時間不到十點鐘,李時珍和元某人默契的不再玩游戲,轉入了李時珍感興趣的環節,隔著網絡打字聊天,鍵盤敲擊的次數已經趕超玩游戲的頻次了。
隔天下午下班,元某人回到小區,在保安處拿到了李時珍那個破損的諾克手辦,隨手邊走就邊打開看了一下。
這個手辦的動作是諾手頭頂斧頭跳舞的動作,不過現在躺在盒子里的是一個斧頭,和一個雙手投降的諾手了。
還好,斧頭掉了下來,找一個小鋼管銜接起來就好,之后修補上色就可以了,不是特別的難弄。
不過他手邊也沒有合適的材料就是了,手辦不小,但是斧頭手柄很細,合適的能夠插入的鋼管不好找。
太小的,比如針又長度不夠,感覺不能撐起來,可能需要找學姐定一個合適長短大小的鋼針。
元某人估摸了一下長度,打電話給學姐就定了粗細不同等級的專用鋼針,她是開店做手工手辦的,修復也做,什么材料都能找到。

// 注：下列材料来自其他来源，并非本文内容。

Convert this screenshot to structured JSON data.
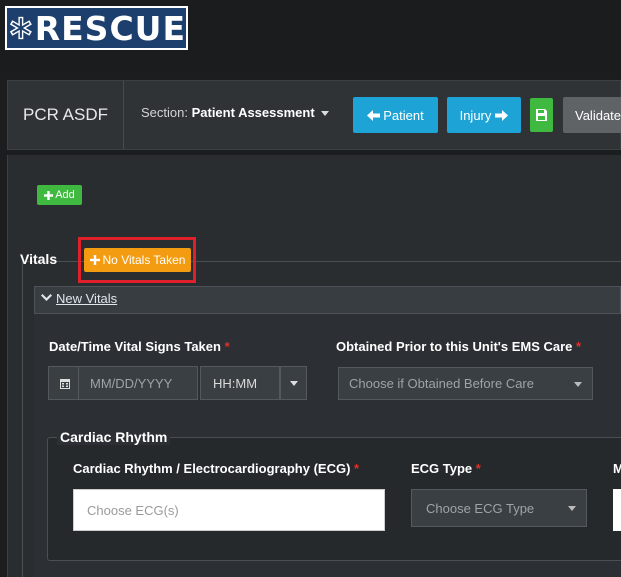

接下來的就是慢工細活了,要先給諾克頭頂鉆洞,斧頭的手柄也要鉆合適大小的洞,不過在鋼針到之前,這些都不急。
元某人把手辦收到盒子里,隨手放在了桌子上,想了一下,又給丟在柜子里頭去了,自從貓大爺過來同住,他自己的小玩意兒都鎖了起來。
自然黑貓是不在家的,不知道跑哪里去玩了,房子曬了一天,熱的不行,元某人開著空調,開始做晚飯。
在菜的香味飄出去的時候,聽見了撓門的聲音,是貓回來了,陽臺紗窗什么的為了防止冷氣跑出去,被元某人給關好了。
元某人把貓放進來,給它碗里添了貓糧,一人一貓開始吃飯,手機響了一下,一條短信進來,是甜甜圈。
這有點稀奇,甜甜圈是一個很懶得和人交流的人,一般都是元某人想起來,十天半月和他聯系一次,甜甜圈可不會主動發短信或者打電話。
周末我們去爬山吧!
周末,那就是明天。元某人想了一下,發短信和他確認了時間,沒有什么好不同意的,本來還是上次自己提議的呢。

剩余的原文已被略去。